To further examine clinical generalizability of the ML model, we performed additional external testing of the derived and validated wild-type ATTR-CM Random Forest machine learning model in the NMEDW EHR cohort18. Use of the NMEDW dataset was approved by the Northwestern University IRB. Waiver of informed consent was granted under Northwestern University’s IRB regulations, as this was a chart review analysis. The use of NMEDW patient data (model validation portion of the study) was performed in accordance with the Declaration of Helsinki. The NMEDW dataset was queried for all patients with any ICD-9 or ICD-10 HF diagnosis code using a date range of 1 June 2009 to 31 May 2019. Only patients aged ≥50 years were included. Cases were patients with an organ-limited amyloidosis code (E85.4) plus a HF diagnosis code but not blood cancer, light chain amyloidosis, end-stage renal disease, cerebral amyloid angiopathy, or intracranial hemorrhage diagnoses. Non-amyloid HF controls were patients with a HF code but none of the amyloidosis codes. These were the same definitions used in Cohorts 3 and 4, with the exception that there was no matching of cases and controls (all non-amyloid HF patients were included in the analysis to mimic clinical application of the ML algorithm). Supplementary Fig. 1 displays a flowchart detailing the inclusion/exclusion criteria for cases and controls. The Random Forest model was then applied to the NMEDW cohort and the probability of wild-type ATTR-CM was calculated for each patient. For all patients in the NMEDW HF cohort, we constructed 2 × 2 tables to determine true positives, true negatives, false positives, and false negatives, to calculate sensitivity, specificity, positive and negative predictive values, and accuracy. We also generated ROC curves for the performance of the Random Forest model in the NMEDW HF cohort (age ≥50 years) and we computed AUROC for these curves and compared them to additional models (age, age + sex, age + sex + race, age + sex + race + logBNP, age + sex + race + logBNP + abnormal troponin-I (>0.04 ng/ml), age + sex + race + Random Forest model, and age + sex + race + Random Forest model + total number of encounters).
Mapping ICD codes to phenotypes
Once we identified features (ICD codes) that were predictive of the wild-type ATTR-CM diagnosis, we sought to better understand the clinical meaning of these features.
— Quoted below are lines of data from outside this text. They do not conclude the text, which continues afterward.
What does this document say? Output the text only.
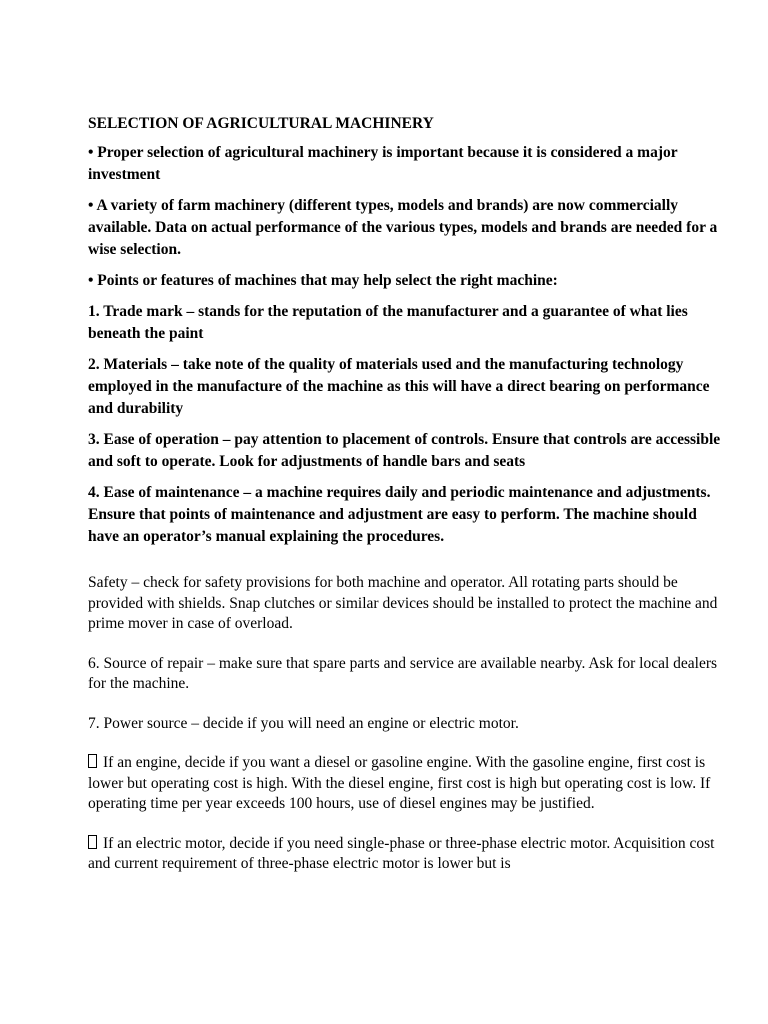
SELECTION OF AGRICULTURAL MACHINERY

• Proper selection of agricultural machinery is important because it is considered a major investment

• A variety of farm machinery (different types, models and brands) are now commercially available. Data on actual performance of the various types, models and brands are needed for a wise selection.

• Points or features of machines that may help select the right machine:

1. Trade mark – stands for the reputation of the manufacturer and a guarantee of what lies beneath the paint

2. Materials – take note of the quality of materials used and the manufacturing technology employed in the manufacture of the machine as this will have a direct bearing on performance and durability

3. Ease of operation – pay attention to placement of controls. Ensure that controls are accessible and soft to operate. Look for adjustments of handle bars and seats

4. Ease of maintenance – a machine requires daily and periodic maintenance and adjustments. Ensure that points of maintenance and adjustment are easy to perform. The machine should have an operator’s manual explaining the procedures.

Safety – check for safety provisions for both machine and operator. All rotating parts should be provided with shields. Snap clutches or similar devices should be installed to protect the machine and prime mover in case of overload.

6. Source of repair – make sure that spare parts and service are available nearby. Ask for local dealers for the machine.

7. Power source – decide if you will need an engine or electric motor.

If an engine, decide if you want a diesel or gasoline engine. With the gasoline engine, first cost is lower but operating cost is high. With the diesel engine, first cost is high but operating cost is low. If operating time per year exceeds 100 hours, use of diesel engines may be justified.

If an electric motor, decide if you need single-phase or three-phase electric motor. Acquisition cost and current requirement of three-phase electric motor is lower but is
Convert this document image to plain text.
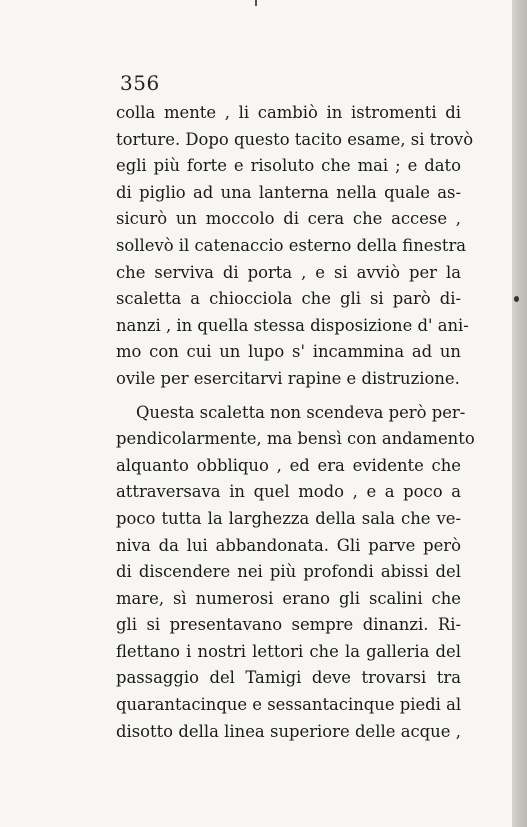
356
colla mente , li cambiò in istromenti di
torture. Dopo questo tacito esame, si trovò
egli più forte e risoluto che mai ; e dato
di piglio ad una lanterna nella quale as-
sicurò un moccolo di cera che accese ,
sollevò il catenaccio esterno della finestra
che serviva di porta , e si avviò per la
scaletta a chiocciola che gli si parò di-
nanzi , in quella stessa disposizione d' ani-
mo con cui un lupo s' incammina ad un
ovile per esercitarvi rapine e distruzione.
Questa scaletta non scendeva però per-
pendicolarmente, ma bensì con andamento
alquanto obbliquo , ed era evidente che
attraversava in quel modo , e a poco a
poco tutta la larghezza della sala che ve-
niva da lui abbandonata. Gli parve però
di discendere nei più profondi abissi del
mare, sì numerosi erano gli scalini che
gli si presentavano sempre dinanzi. Ri-
flettano i nostri lettori che la galleria del
passaggio del Tamigi deve trovarsi tra
quarantacinque e sessantacinque piedi al
disotto della linea superiore delle acque ,
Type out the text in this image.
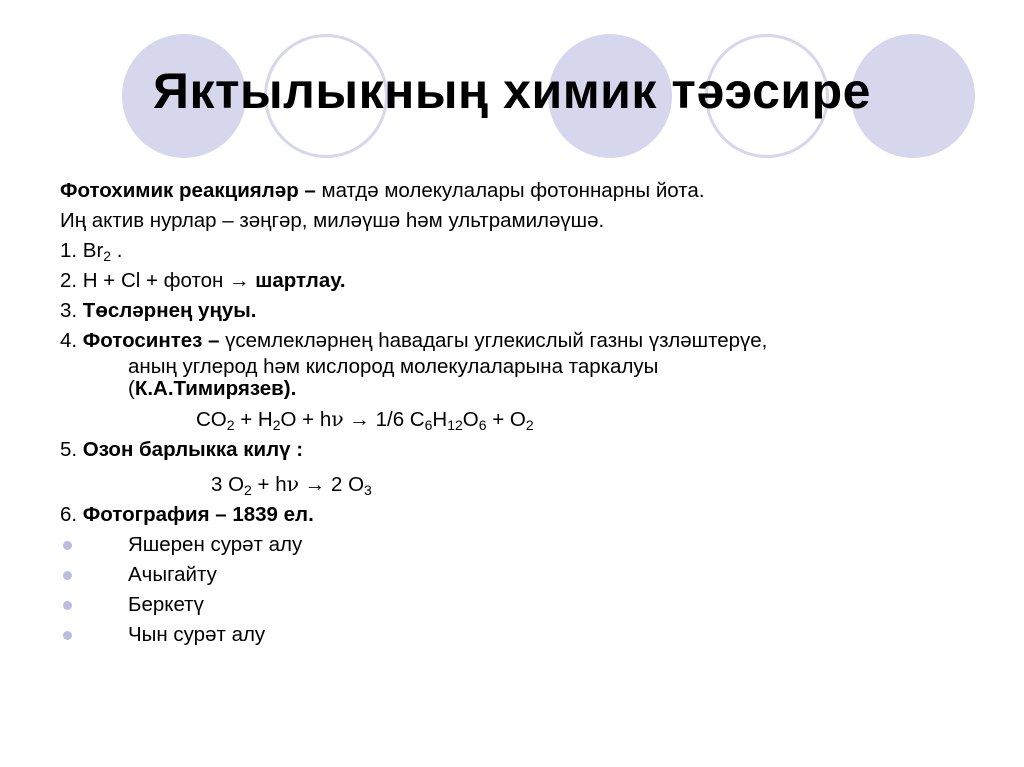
Яктылыкның химик тәэсире
Фотохимик реакцияләр – матдә молекулалары фотоннарны йота.
Иң актив нурлар – зәңгәр, миләүшә һәм ультрамиләүшә.
1. $Br_2$ .
2. H + Cl + фотон → шартлау.
3. Төсләрнең уңуы.
4. Фотосинтез – үсемлекләрнең һавадагы углекислый газны үзләштерүе,
аның углерод һәм кислород молекулаларына таркалуы
(К.А.Тимирязев).
$CO_2 + H_2O + h\nu \to 1/6$ $C_6H_{12}O_6 + O_2$
5. Озон барлыкка килү :
3 $O_2 + h\nu \to 2$ $O_3$
6. Фотография – 1839 ел.
Яшерен сурәт алу
Ачыгайту
Беркетү
Чын сурәт алу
Therefore, we used a phenotype grouping system by combining one or more related ICD codes into distinct diseases or traits (based on PheWAS Phecode v.1.2)19. ICD codes mapped to multiple phenotypes were de-duplicated via selection of the single most clinically relevant phenotype.
Associations of phenotypes with wild-type ATTR cardiomyopathy
Of the features (ICD codes) included in the Random Forest model, those that were found to have some level of variable importance for the diagnosis of wild-type ATTR-CM (>97%) were mapped to phenotypes based on PheWAS mapping described above. Next, we tested the associations of each of these phenotypes with the wild-type ATTR-CM diagnosis in Cohort 1. We used logistic regression analyses to compare individual phenotypes between wild-type ATTR-CM cases and non-amyloid HF controls, and odds ratios (with 95% confidence intervals) were calculated. Correction for multiple tests was performed using the Bonferroni method. A two-sided p-value < 0.05 after Bonferroni correction was considered statistically significant.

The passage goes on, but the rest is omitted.